Sunday, August 02, 2009

Obama's birth, and the dumbest conspiracy theory on Earth

Have a look a President Obama's birth certificate. It's been verified by Hawai'i's Registar of Vital Statistics and by the state's Health Director as well. Need more evidence? Both Honolulu newspapers published Obama's birth announcement in 1961. A family friend of the Obamas who was living in Hawai'i in 1961 recently talked about her memories of Barack Obama's birth.

Unfortunately, some irrational people are still not convinced. Alan Keyes and Pat Boone for example. Or Congressman Roy Blunt. Or the majority of Republicans.

What?!

That's right, according to a dailykos.com poll, 28% of Republicans do not believe that Obama was not born in the United States, and another 30% are "not sure."

Am I surprised? No, I guess not. After all, these are the same people who've rejected the conclusive empirical evidence that the earth is billions of years old, and that mammals evolved from more primitive species. Heck, the same dailykos poll that asked about the birth certificate also found that only 24% of Republicans believe that America and Africa were once part of the same continent.

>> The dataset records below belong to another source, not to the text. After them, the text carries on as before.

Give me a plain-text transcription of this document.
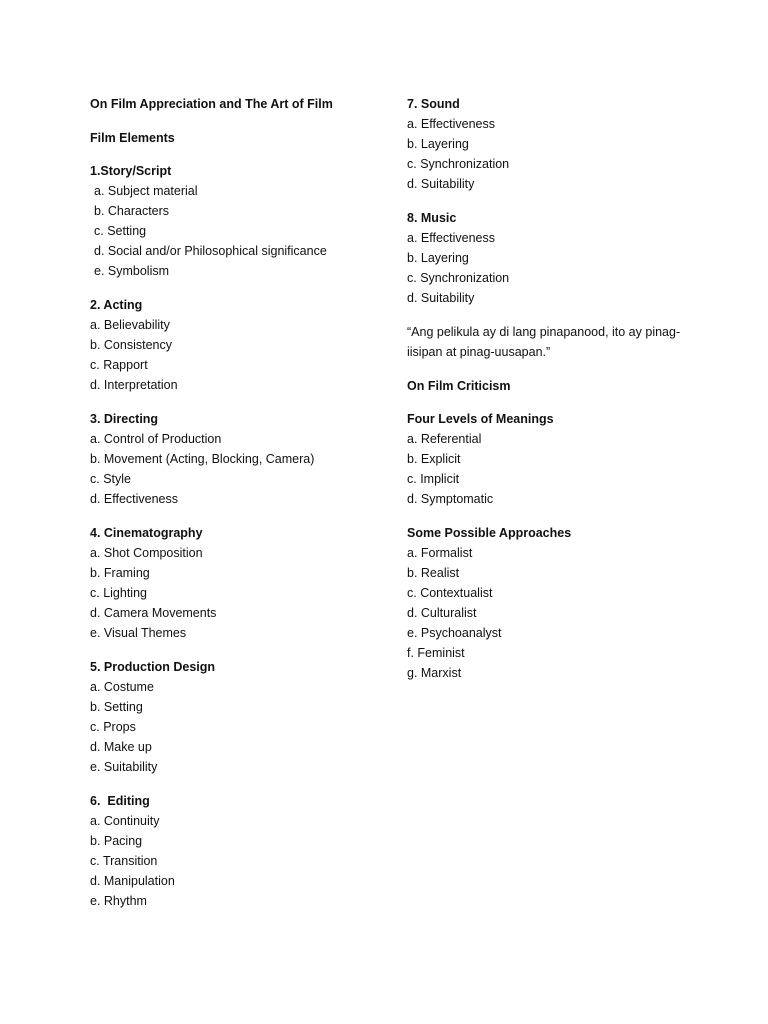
On Film Appreciation and The Art of Film
Film Elements
1.Story/Script
a. Subject material
b. Characters
c. Setting
d. Social and/or Philosophical significance
e. Symbolism
2. Acting
a. Believability
b. Consistency
c. Rapport
d. Interpretation
3. Directing
a. Control of Production
b. Movement (Acting, Blocking, Camera)
c. Style
d. Effectiveness
4. Cinematography
a. Shot Composition
b. Framing
c. Lighting
d. Camera Movements
e. Visual Themes
5. Production Design
a. Costume
b. Setting
c. Props
d. Make up
e. Suitability
6.  Editing
a. Continuity
b. Pacing
c. Transition
d. Manipulation
e. Rhythm
7. Sound
a. Effectiveness
b. Layering
c. Synchronization
d. Suitability
8. Music
a. Effectiveness
b. Layering
c. Synchronization
d. Suitability
“Ang pelikula ay di lang pinapanood, ito ay pinag-iisipan at pinag-uusapan.”
On Film Criticism
Four Levels of Meanings
a. Referential
b. Explicit
c. Implicit
d. Symptomatic
Some Possible Approaches
a. Formalist
b. Realist
c. Contextualist
d. Culturalist
e. Psychoanalyst
f. Feminist
g. Marxist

The relationship between the Republican leadership and the "birthers" is a complicated and stormy one. Congressman Mike Castle, one of the nicest people in the Republican Party, was trying to have a friendly talk with some senior citizens recently when he was interrupted by a birther who went a tirade in which she screamed at him for several minutes while waving her own birth certificate. But what's a sane Republican to do? After all, as the polls demonstrate, these people are not a minority fringe, they're the majority of the Republican faithful.

Furthermore, as much as the Republican leadership might claim that they'd like to put the issue to rest, in principle they like what the birthers are doing. As Ofari Hutchinson of huffingtonpost.com recently noted,

"Republicans have a nice little con game going with the birthers. Here's GOP Chairman Michael Steele speaking recently. "The birthers are an unnecessary distraction." Steele blasted the birthers for giving the Democrats a brush to paint the GOP as a bunch of conspiracy driven wackos. Steele admonished the birthers to get over it and hit Obama hard on health care, the economy, the deficit; in other words to pound him on the issues that count. The problem with this is that it took Steele months to finally purse his lips to gingerly rap the birthers, and even then he delivered his criticism in a statement.

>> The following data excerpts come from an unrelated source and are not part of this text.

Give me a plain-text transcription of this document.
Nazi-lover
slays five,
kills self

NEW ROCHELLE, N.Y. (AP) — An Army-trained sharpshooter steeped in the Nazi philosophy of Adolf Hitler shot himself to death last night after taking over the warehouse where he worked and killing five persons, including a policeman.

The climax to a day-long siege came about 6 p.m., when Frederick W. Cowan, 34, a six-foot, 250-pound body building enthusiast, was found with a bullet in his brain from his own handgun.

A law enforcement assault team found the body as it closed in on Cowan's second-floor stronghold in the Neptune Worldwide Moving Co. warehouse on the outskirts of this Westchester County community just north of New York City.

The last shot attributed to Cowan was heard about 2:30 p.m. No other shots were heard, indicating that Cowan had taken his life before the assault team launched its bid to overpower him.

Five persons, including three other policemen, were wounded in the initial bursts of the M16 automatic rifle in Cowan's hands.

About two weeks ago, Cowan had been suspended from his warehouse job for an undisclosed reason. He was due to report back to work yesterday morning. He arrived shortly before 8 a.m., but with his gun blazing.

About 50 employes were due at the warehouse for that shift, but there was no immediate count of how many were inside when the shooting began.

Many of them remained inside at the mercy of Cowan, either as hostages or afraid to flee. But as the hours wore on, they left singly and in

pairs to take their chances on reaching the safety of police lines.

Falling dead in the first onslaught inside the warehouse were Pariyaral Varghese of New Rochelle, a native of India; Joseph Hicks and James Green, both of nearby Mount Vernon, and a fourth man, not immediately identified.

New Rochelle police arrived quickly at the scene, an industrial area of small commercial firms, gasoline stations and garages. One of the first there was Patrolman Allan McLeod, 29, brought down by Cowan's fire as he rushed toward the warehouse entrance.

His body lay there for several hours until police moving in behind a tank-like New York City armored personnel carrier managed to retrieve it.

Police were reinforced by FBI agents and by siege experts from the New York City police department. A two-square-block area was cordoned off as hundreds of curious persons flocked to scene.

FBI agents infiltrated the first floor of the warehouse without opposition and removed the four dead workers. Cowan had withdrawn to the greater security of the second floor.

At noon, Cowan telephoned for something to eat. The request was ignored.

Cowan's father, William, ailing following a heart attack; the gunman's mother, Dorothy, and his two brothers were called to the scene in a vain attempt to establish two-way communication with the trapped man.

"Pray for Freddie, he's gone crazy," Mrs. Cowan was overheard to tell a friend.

In fact, the last thing that Steele and other GOP top cats want is for them to go away. The more the media slams them, the more Democrats lampoon them, and the more respected GOP luminaries denounce them, this serves only to stir more internet chatter and right wing talk show gab that Obama may not be a true blue American."

One last observation. Republican Congressman Eric Cantor has come up with some great spin on the development of the birther movement. According to Cantor, it's a vast left-wing conspiracy! I kid you not. His office has released a statement saying that Cantor, "finds it ironic that those most eager to talk about the President’s citizenship are in fact some of his biggest cheerleaders–whether it’s Chris Matthews or others on MSNBC, the Huffington Post, or camera toting liberal bloggers chasing people through the streets of Washington."

Of course if that's what Congressman Cantor believes, then he and I actually have something in common: we both believe that the majority of Republican voters can be easily duped by a lot of nonsense.

Update 08/05/09:

US News and World Report has jumped on the "it's a left-wing media conspiracy" bandwagon.

"(S)ome conservatives argue that the media's interest in the "Birther" movement is biased and partisan, an effort to paint Republicans as nutty."

No additional effort is needed to paint Republicans as nutty, they're already doing a fine job of that all by themselves.